Before returning to America, Aunt Althea always managed a visit to Rome. On her first day there, the spinster drove out alone, returning at twilight with her eyelids swollen and red. She had been, she said, to the English cemetery; but she declared that nobody whom she had known was buried there.

They visited American ladies who had married into the Roman nobility. In those historic palaces the great rooms were cool, dim, and resonant, the women's voices died away in space between the tapestried walls and the ceilings frescoed with pagan deities. Through the tall doorway entered young men with medieval faces, in quest of a cup of tea.

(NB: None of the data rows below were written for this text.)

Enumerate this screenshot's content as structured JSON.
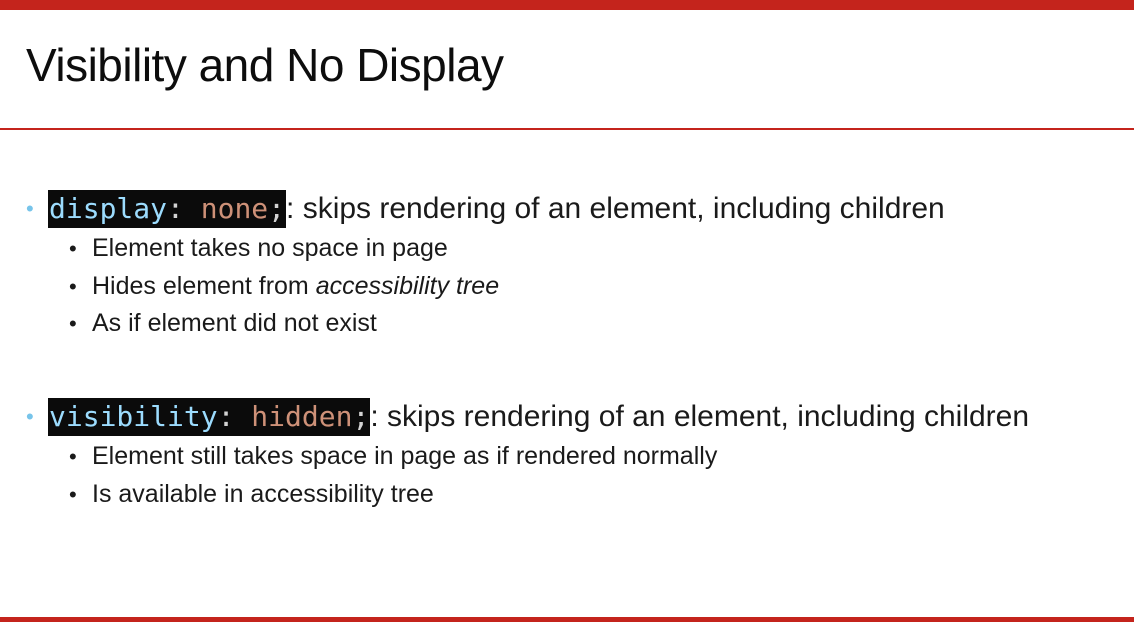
{
  "colors": {
    "accent_red": "#c4241c",
    "bullet_blue": "#77c4ea",
    "code_background": "#0b0b0b",
    "code_property": "#9cdcfe",
    "code_value": "#ce9178"
  },
  "slide": {
    "title": "Visibility and No Display",
    "sections": [
      {
        "code": {
          "property": "display",
          "colon": ":",
          "value": "none",
          "semicolon": ";"
        },
        "description": ": skips rendering of an element, including children",
        "bullets": [
          {
            "text": "Element takes no space in page"
          },
          {
            "prefix": "Hides element from ",
            "emphasis": "accessibility tree"
          },
          {
            "text": "As if element did not exist"
          }
        ]
      },
      {
        "code": {
          "property": "visibility",
          "colon": ":",
          "value": "hidden",
          "semicolon": ";"
        },
        "description": ": skips rendering of an element, including children",
        "bullets": [
          {
            "text": "Element still takes space in page as if rendered normally"
          },
          {
            "text": "Is available in accessibility tree"
          }
        ]
      }
    ]
  },
  "icons": {
    "level1_bullet": "•",
    "level2_bullet": "•"
  }
}
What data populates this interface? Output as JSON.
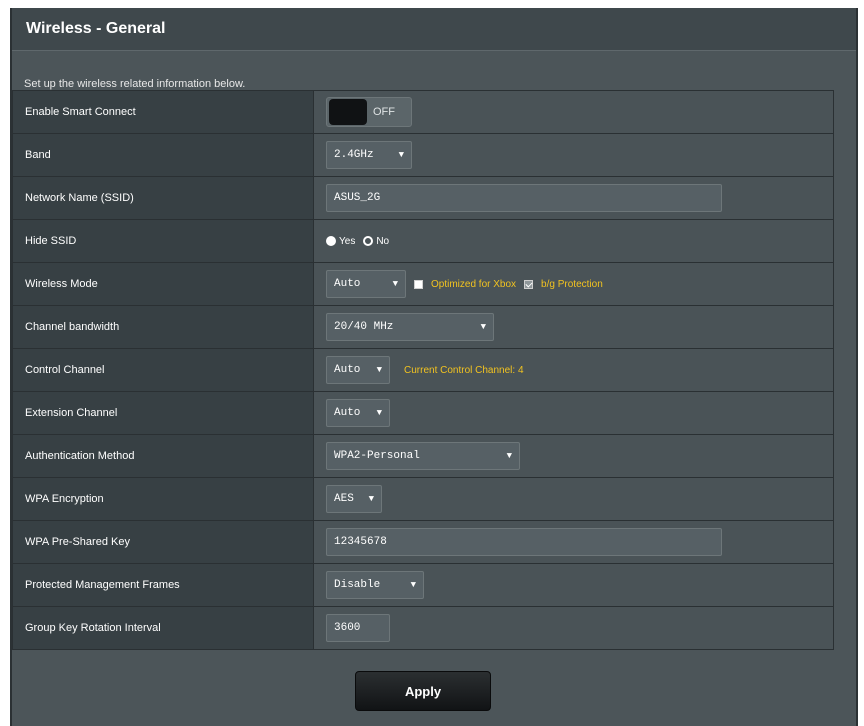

To Lilla these descendants of medieval despots seemed curiously dwarfed by their surroundings.

But her eyes were apt to turn wistful when she passed the shabby cafés where famous artists had sat brooding over the masterpieces that she admired. Then she thought of Bohemian studios at dusk, and of geniuses aquiver, like dynamos, with the powers that had taken possession of them. She envied the women whose lives were united to theirs in an atmosphere where beauty was always being recreated, who basked in that radiance of art which love, perhaps, had inspired.

Of all the arts it was music that cast over Lilla the strongest spell.

During the winter season in New York, she haunted concert halls where celebrated musicians played their works. The new music, however, strident with the echoes of industrialism, dissonant with the tumult of great cities, repelled her. She turned instinctively toward the harmonious romanticism and idealism of a previous age. She felt that the compositions of Schumann and Schubert were the language that had always been imprisoned in her heart, that could never reach her lips, but that she now heard, by a miracle, freed and in its perfection.

When the concert was over, she could hardly prevent herself from joining the women who surged toward the author of those sounds, as if impelled by an inexorable force—or possibly by an idea that they must mingle their lives with the life of the stranger who could so interpret their souls, make clear to them their secrets, and give them, at least momentarily, a coherent glimpse of their ideals.

One afternoon, in the exit of a concert hall, Lilla met Brantome, a critic of music.

He was a robust-looking old Frenchman with white hair and the mustaches of a Viking, displaying a leonine countenance out of which gazed a pair of eyes that seemed to have been made tragical by some profound chagrin. In his youth, a student in Paris, he had written some scores of songs, half a dozen sonatas, and a symphony. These efforts, though technically brilliant, had soon passed into oblivion. After a long while, during which nobody had heard a sound from him, Brantome had popped up in the United States to begin his critical career. Now he was courted not only in artistic circles but also in the fashionable world, where one might sometimes see his haggard old face relentlessly revealed beneath fine chandeliers, ironical and weary, as if crushed beneath the combined weight of disillusionment and renown.

At sight of Lilla he stopped in the concert hall doorway; and, when he had peered at her closely, he rumbled in her ear:

"I see that this afternoon of bad music has not fooled you. You don't wear the look that I discovered on your face the other day, when they had been playing Schumann."

"Oh, but Schumann!" And with a nervous laugh she said, "If I had been Clara Wieck——"

"You would have married him just as she did, eh? Ah, well, maybe there will be other Robert Schumanns. In fact, two years ago I found a certain young man—but now he is dying."

He lost the smile that had come to him at this contact. With a shrug he passed on, leaving with her the thought of beauty enmeshed by death. She wondered who this young man was, who might have been another Robert Schumann, but now was dying.